Program that uses List Contains method [C#]

using System;
using System.Collections.Generic;
using System.Linq;

class Program
{
    static void Main()
    {
	// 1. Create List with three elements.
	var list = new List<string>();
	list.Add("cat");
	list.Add("dog");
	list.Add("moth");

	// 2. Search for this element.
	if (list.Contains("dog"))
	{
	    Console.WriteLine("dog was found");
	}

	// 3. Search for this element in any string case.
	//    This is the LINQ method with the same name.
	if (list.Contains("MOTH", StringComparer.OrdinalIgnoreCase))
	{
	    Console.WriteLine("MOTH was found (insensitive)");
	}

	// 4. This element is not found.
	Console.WriteLine(list.Contains("fish"));
    }
}

Output

dog was found                         [Part 2]
MOTH was found (insensitive)          [Part 3]
False                                 [Part 4]
Var keyword

Method invocations shown. First an implicitly typed local variable List is constructed with element type of string. Three string literal references are added to the collection's internal arrays through the Add method.

Next, various Contains methods are invoked three times. The first invocation shows only one parameter, and when the string "dog" is found, the text is written. The second method call uses two parameters, specifying the StringComparer.OrdinalIgnoreCase class that implements the IEqualityComparer interface. This allows an insensitive string search. Finally, an element that does not exist is searched for.

IEqualityComparer

Has Boolean result value.
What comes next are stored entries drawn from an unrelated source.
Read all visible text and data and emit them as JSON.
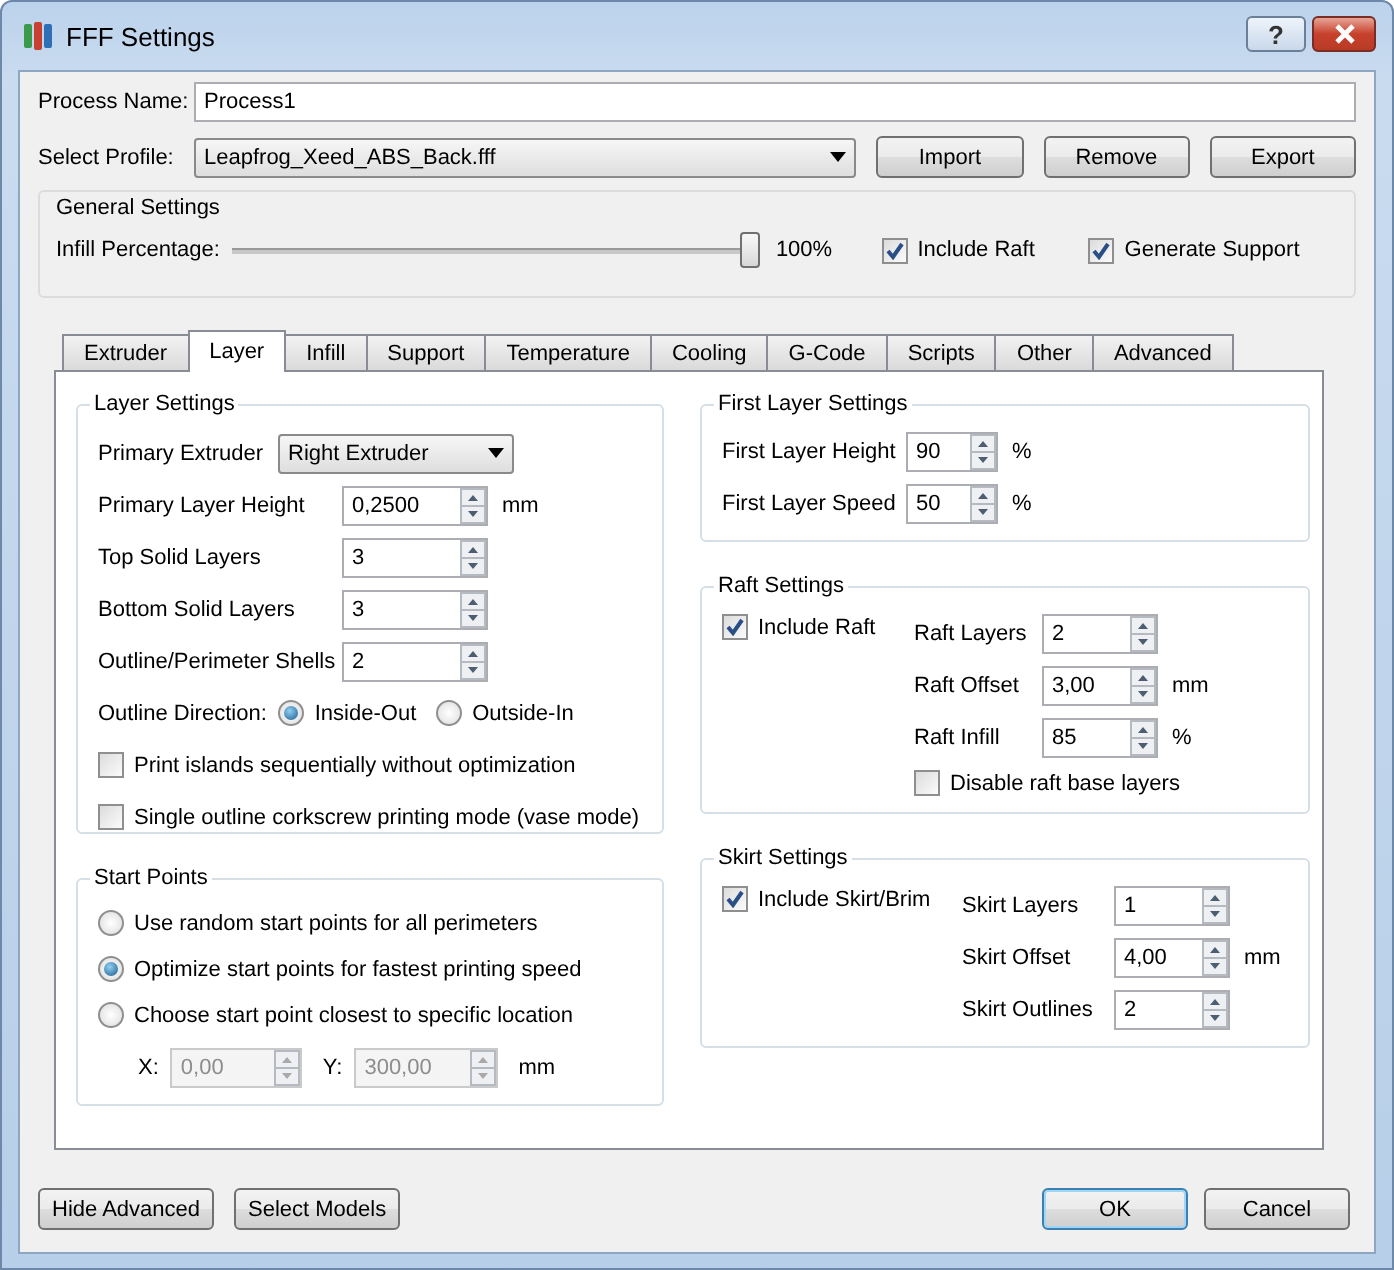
{
  "window": {
    "title": "FFF Settings",
    "help": "?"
  },
  "process_name": {
    "label": "Process Name:",
    "value": "Process1"
  },
  "profile": {
    "label": "Select Profile:",
    "value": "Leapfrog_Xeed_ABS_Back.fff",
    "buttons": [
      "Import",
      "Remove",
      "Export"
    ]
  },
  "general_settings": {
    "title": "General Settings",
    "infill": {
      "label": "Infill Percentage:",
      "level": 1,
      "reading": "100%"
    },
    "checkboxes": [
      {
        "label": "Include Raft",
        "checked": true
      },
      {
        "label": "Generate Support",
        "checked": true
      }
    ]
  },
  "tabs": [
    {
      "label": "Extruder",
      "selected": false
    },
    {
      "label": "Layer",
      "selected": true
    },
    {
      "label": "Infill",
      "selected": false
    },
    {
      "label": "Support",
      "selected": false
    },
    {
      "label": "Temperature",
      "selected": false
    },
    {
      "label": "Cooling",
      "selected": false
    },
    {
      "label": "G-Code",
      "selected": false
    },
    {
      "label": "Scripts",
      "selected": false
    },
    {
      "label": "Other",
      "selected": false
    },
    {
      "label": "Advanced",
      "selected": false
    }
  ],
  "layer_settings": {
    "title": "Layer Settings",
    "rows": [
      {
        "kind": "combo",
        "label": "Primary Extruder",
        "value": "Right Extruder"
      },
      {
        "kind": "spin",
        "label": "Primary Layer Height",
        "value": "0,2500",
        "unit": "mm"
      },
      {
        "kind": "spin",
        "label": "Top Solid Layers",
        "value": "3"
      },
      {
        "kind": "spin",
        "label": "Bottom Solid Layers",
        "value": "3"
      },
      {
        "kind": "spin",
        "label": "Outline/Perimeter Shells",
        "value": "2"
      },
      {
        "kind": "radio",
        "label": "Outline Direction:",
        "options": [
          {
            "label": "Inside-Out",
            "selected": true
          },
          {
            "label": "Outside-In",
            "selected": false
          }
        ]
      },
      {
        "kind": "checkbox",
        "label": "Print islands sequentially without optimization",
        "checked": false
      },
      {
        "kind": "checkbox",
        "label": "Single outline corkscrew printing mode (vase mode)",
        "checked": false
      }
    ]
  },
  "start_points": {
    "title": "Start Points",
    "options": [
      {
        "label": "Use random start points for all perimeters",
        "selected": false
      },
      {
        "label": "Optimize start points for fastest printing speed",
        "selected": true
      },
      {
        "label": "Choose start point closest to specific location",
        "selected": false
      }
    ],
    "coords": [
      {
        "label": "X:",
        "value": "0,00",
        "disabled": true
      },
      {
        "label": "Y:",
        "value": "300,00",
        "disabled": true
      }
    ],
    "unit": "mm"
  },
  "first_layer": {
    "title": "First Layer Settings",
    "rows": [
      {
        "label": "First Layer Height",
        "value": "90",
        "unit": "%"
      },
      {
        "label": "First Layer Speed",
        "value": "50",
        "unit": "%"
      }
    ]
  },
  "raft": {
    "title": "Raft Settings",
    "include": {
      "label": "Include Raft",
      "checked": true
    },
    "rows": [
      {
        "label": "Raft Layers",
        "value": "2"
      },
      {
        "label": "Raft Offset",
        "value": "3,00",
        "unit": "mm"
      },
      {
        "label": "Raft Infill",
        "value": "85",
        "unit": "%"
      }
    ],
    "extra": {
      "label": "Disable raft base layers",
      "checked": false
    }
  },
  "skirt": {
    "title": "Skirt Settings",
    "include": {
      "label": "Include Skirt/Brim",
      "checked": true
    },
    "rows": [
      {
        "label": "Skirt Layers",
        "value": "1"
      },
      {
        "label": "Skirt Offset",
        "value": "4,00",
        "unit": "mm"
      },
      {
        "label": "Skirt Outlines",
        "value": "2"
      }
    ]
  },
  "footer": {
    "left": [
      "Hide Advanced",
      "Select Models"
    ],
    "right": [
      {
        "label": "OK",
        "default": true
      },
      {
        "label": "Cancel",
        "default": false
      }
    ]
  }
}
The Contains instance method on the List constructed type returns a bool value type. This means you can assign the result of Contains to a bool local variable, field, or property. You can also use the Contains method as an expression and pass it as a parameter to another method.

System.Linq Contains method

LINQ (language integrated query)

The System.Linq namespace, which is included by default in new Console applications in Visual Studio, will allow you to call a separate Contains generic method on IEnumerable types. The example in the program text shows the Contains extension method being used on the List type with a case-insensitive search. LINQ extension methods are often slower in execution than instance methods because they operate on the IEnumerable interface.

Implementation

.NET Framework information

The Contains method performs a linear search through the elements, starting with the first element, and uses the Equals method to check each element value. Naturally this is often much slower than a O(1) lookup collection such as a Dictionary. The LINQ method also does a linear search.

Summary

The C# programming language

We looked at how you can use the Contains instance method on the List generic type in the C# programming language, and how this method differs from the LINQ Contains method. We saw how the Contains method returns a Boolean result indicating the elements existence; how the LINQ Contains method can be used on a List; and how the methods are generally implemented with a forward linear search.